Smith: Was meinst du denn damit jetzt schon wieder?

Rick Rubin

„Sie haben keine Wahl“:

Der Star-Produzent über die Chili Peppers

Von David Fricke

Waren Sie überrascht, als John Frusciante die Chili Peppers 2009 erneut verließ?

Das kann ich nicht behaupten. Wer John kennt, weiß, dass man nie weiß, was passieren wird. Er tut, was er will, und ändert oft seine Meinung. Springt einfach auf einen Zug – ob das Drogen sind oder elektronische Musik oder was auch immer -, und das bestimmt dann sein Leben. John schaut nie zurück.

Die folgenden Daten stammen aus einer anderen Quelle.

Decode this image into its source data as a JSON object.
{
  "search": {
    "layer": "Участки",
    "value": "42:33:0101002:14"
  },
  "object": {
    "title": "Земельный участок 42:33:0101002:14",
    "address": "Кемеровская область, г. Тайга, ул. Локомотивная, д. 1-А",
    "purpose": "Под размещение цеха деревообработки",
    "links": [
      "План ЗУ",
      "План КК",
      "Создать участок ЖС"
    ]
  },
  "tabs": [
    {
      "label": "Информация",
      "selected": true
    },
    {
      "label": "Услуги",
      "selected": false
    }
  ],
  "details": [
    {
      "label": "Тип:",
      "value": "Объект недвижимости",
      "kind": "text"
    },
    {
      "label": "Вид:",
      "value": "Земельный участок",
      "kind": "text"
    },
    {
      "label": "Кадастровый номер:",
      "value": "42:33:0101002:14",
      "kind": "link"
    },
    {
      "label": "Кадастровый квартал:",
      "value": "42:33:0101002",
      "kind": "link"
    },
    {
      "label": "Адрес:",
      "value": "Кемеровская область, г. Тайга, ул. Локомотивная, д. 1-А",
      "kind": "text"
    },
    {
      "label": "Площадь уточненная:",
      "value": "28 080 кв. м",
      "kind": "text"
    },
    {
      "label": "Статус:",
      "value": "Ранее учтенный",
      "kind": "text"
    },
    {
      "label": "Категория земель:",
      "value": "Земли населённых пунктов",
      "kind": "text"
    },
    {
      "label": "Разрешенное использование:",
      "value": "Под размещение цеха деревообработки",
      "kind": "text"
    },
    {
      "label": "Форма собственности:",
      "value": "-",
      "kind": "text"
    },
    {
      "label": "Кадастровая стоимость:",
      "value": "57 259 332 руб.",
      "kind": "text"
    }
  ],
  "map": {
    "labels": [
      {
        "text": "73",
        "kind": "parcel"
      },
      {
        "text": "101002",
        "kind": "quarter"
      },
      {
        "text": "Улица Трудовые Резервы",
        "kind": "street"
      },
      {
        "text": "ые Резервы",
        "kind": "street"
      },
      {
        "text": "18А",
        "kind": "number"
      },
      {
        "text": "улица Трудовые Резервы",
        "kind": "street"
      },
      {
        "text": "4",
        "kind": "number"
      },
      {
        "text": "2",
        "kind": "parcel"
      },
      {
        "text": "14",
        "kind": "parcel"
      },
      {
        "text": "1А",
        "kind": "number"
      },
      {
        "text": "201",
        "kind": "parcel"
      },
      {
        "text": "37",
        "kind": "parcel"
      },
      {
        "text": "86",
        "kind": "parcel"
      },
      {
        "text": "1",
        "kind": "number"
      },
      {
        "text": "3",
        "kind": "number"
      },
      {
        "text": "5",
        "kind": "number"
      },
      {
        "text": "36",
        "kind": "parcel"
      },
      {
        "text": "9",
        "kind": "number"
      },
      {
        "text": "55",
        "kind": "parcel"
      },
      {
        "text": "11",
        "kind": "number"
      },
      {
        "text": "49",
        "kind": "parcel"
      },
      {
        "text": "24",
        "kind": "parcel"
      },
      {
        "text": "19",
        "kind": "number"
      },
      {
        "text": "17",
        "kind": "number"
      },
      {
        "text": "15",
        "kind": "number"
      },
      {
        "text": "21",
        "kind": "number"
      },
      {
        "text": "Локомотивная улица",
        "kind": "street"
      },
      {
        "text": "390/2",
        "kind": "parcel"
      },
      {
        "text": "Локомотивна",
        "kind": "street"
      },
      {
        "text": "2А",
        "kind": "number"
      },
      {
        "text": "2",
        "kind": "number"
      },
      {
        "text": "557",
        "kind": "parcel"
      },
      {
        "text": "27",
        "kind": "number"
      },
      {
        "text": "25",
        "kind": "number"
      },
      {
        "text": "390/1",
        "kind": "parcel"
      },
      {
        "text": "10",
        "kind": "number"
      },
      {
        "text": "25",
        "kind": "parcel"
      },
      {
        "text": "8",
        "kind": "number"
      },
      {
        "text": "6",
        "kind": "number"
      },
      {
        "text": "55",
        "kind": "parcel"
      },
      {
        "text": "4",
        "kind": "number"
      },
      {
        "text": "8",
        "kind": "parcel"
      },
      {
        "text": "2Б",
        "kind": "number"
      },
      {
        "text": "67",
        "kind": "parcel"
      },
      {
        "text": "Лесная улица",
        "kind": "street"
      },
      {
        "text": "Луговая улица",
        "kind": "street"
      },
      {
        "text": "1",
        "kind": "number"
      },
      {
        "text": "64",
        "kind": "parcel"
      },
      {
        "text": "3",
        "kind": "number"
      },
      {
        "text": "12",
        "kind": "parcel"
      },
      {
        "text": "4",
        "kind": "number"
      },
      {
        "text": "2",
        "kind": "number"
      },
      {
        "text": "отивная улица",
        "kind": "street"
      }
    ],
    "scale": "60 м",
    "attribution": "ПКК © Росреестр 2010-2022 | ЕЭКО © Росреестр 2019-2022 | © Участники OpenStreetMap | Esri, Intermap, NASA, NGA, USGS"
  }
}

Welche Fähigkeiten braucht ein Peppers-Gitarrist aus Ihrer Produzentensicht? Und wie findet man so jemanden?

Mein einziger Vorschlag war, dass die Band anfangen soll, mit Leuten zu jammen – ohne die Vorstellung im Hinterkopf, dass sie einen Gitarristen finden müssen. Einfach spielen, schauen, was man spannend findet, ohne konkrete Pläne. Vielleicht merkt man dann, dass man nicht nur eine Person braucht – sondern einen Keyboarder und einen Gitarristen.

Josh Klinghoffer ist beides – und dann singt er auch noch.

Obwohl er ganz anders als John ist, kommt er aus der John-Schule. Er spricht Johns Sprache wohl besser als jeder andere, weil er nun mal zehn Jahre lang mit ihm gespielt hat. Als Flea das erste Mal mit Josh gejammt hat, ist das eine große Sache gewesen – gefühlsmäßig. Denn Flea war misstrauisch: das alles jetzt noch mal mit jemand Neuem anfangen?

Was bietet Josh, was John nicht hatte?

Ich frage nur selten, wer was tut. Ich sehe es so: Die Musik kommt von der ganzen Band. Alle Ideen haben denselben Wert, und nur die gute Idee gewinnt. Aber Josh trug viel bei und diskutierte viel, wenn die Dinge nicht genau so liefen, wie er das wollte. Er kämpfte um seinen Kram – das taten sie alle.

Gibt es eine Band, die man mit den Peppers vergleichen kann? Die so viele zweite Chancen hatte und sie so gut nutzte?

Die einzige Band, die schon so lange dabei ist und sich so oft verändert hat, sind wohl die Rolling Stones. Aber ich kann nicht behaupten, dass sie als Aufnahmekünstler besser geworden sind. Die Chili Peppers kommen von einem reinen Ort – sie machen das aus Leidenschaft, und ich glaube nicht, dass sie sich ein Leben ohne Musik vorstellen können. Sie haben keine Wahl.